In terms of avoiding cannibalizing the desktop-based ad revenue, Zuckerberg and COO Sheryl Sandberg both noted that the larger focus is on ad integration as exemplified by the Promoted Post product that debuted recently. "For the most part, our ad inventory was in the right-hand column, but now we've told every product team that they are each responsible for developing their ad programs. For example, the Newsfeed team is figuring out how to place more ads within the feed without sacrificing user engagement and the experience. The same is true for the team working on Timeline or other areas."
Some of those other areas include e-commerce, in the form of the forthcoming Gifts tool. "People already send millions of birthday messages a day using Facebook, and a lot of them have asked to be able to do more," Zuckerberg said, setting expectations high. "Gifts provides us with the opportunity to learn about how people buy things and will hopefully help us build better services in the future."
Aside from ad integration, Sandberg sought to highlight early favorable results for the Facebook Exchange. She rolled out a stream of stats demonstrating return on investment in the double digits, with demand side platform MediaMath and retargeter Tell Apart reporting ROI of 40x and 10x on the Facebook Exchange versus unidentified other platfiorms, respectively.
But when asked about the amount of inventory and conversions occurring within the Facebook Ad Exchange, Sandberg said it was still too early -- "We just exited beta in September," she noted -- for it to have measurable impact on revenues.

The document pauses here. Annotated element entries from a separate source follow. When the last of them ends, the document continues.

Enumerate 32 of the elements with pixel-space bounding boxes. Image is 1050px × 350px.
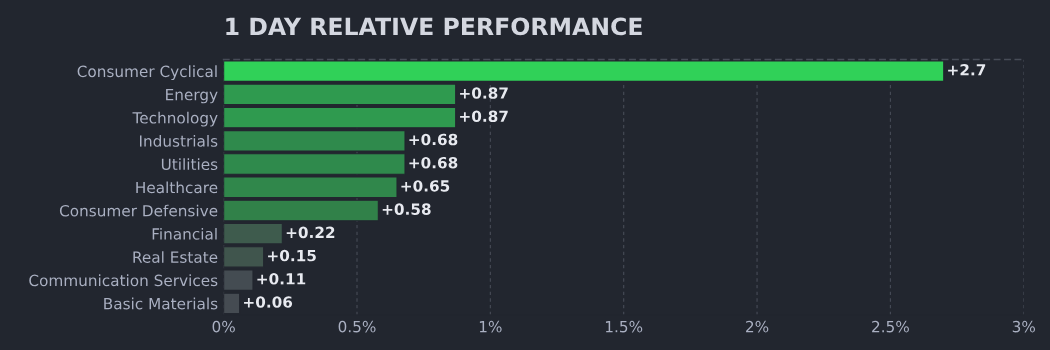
x-tick-label: 1% [479,320,502,333]
x-tick-label: 3% [1012,320,1036,333]
y-tick-label: Consumer Cyclical [77,65,217,81]
y-tick-label: Energy [166,89,218,104]
y-tick-label: Communication Services [29,274,218,287]
y-tick-label: Basic Materials [104,297,218,310]
y-tick-label: Real Estate [133,251,218,263]
data-label: +0.87 [460,110,508,122]
chart-title: 1 DAY RELATIVE PERFORMANCE [226,17,642,36]
y-tick-label: Consumer Defensive [59,204,218,217]
x-tick-label: 1.5% [605,320,643,333]
y-tick-label: Industrials [139,134,218,147]
y-tick-label: Financial [152,227,217,240]
data-label: +0.65 [401,180,450,192]
x-tick-label: 2% [746,320,769,333]
data-label: +0.68 [409,156,458,169]
x-tick-label: 0% [212,320,235,333]
data-label: +0.87 [460,87,508,99]
bar [223,106,457,129]
data-label: +0.58 [382,203,431,215]
x-tick-label: 2.5% [872,320,909,333]
x-tick-label: 0.5% [338,320,376,333]
data-label: +0.11 [257,273,306,285]
data-label: +0.68 [409,133,458,146]
y-tick-label: Utilities [161,158,218,171]
y-tick-label: Technology [132,111,218,127]
data-label: +2.7 [948,63,986,76]
data-label: +0.22 [286,226,335,239]
data-label: +0.06 [244,296,293,308]
data-label: +0.15 [268,249,316,262]
y-tick-label: Healthcare [136,181,218,194]
bar [223,199,379,222]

Early reaction to Facebook's results was generally positive, though there was creeping disappointment with the pace of new offerings. "Of the 12 new (early stage) monetization levers we track at FB, only Sponsored Stories likely had a meaningful impact in 3Q," Brian Pitz, an analyst for Jefferies, said in a research note.
While Facebook appeared to stumble in the days after its IPO a few months ago, the doubts regarding its revenue capabilities are starting to dissipate in the face of the more typical high expectations. This partly reflects Facebook's obvious and unprecedented scale. But the other part is Facebook's skilled storytelling. And much of the credit goes to Zuckerberg's more comfortable, less cocky stance coupled with Sandberg's understanding of what marketers, big and small, want to hear.
At one point, Sandberg cast Facebook's value to advertisers is the clearest terms when she mentioned that the social network's audience every day is three times larger than the 111.3 million NBC Universal said watched Super Bowl XLVI last February. Of course, raw audience numbers are one thing. Cognizant of that, Sandberg was ready when the question of engagement came up.
"if we’re measuring engagement and the results from page post ads, comparing them when they’re placed on the right-hand side to those that are being placed in the Newsfeed. Comparatively, the ones in the Newsfeed – and that’s on both mobile and desktop – are eight times more engaging, and we see 10 times the ad recall," she said, practically daring analysts to tell her what other sites can produce that kind of affinity.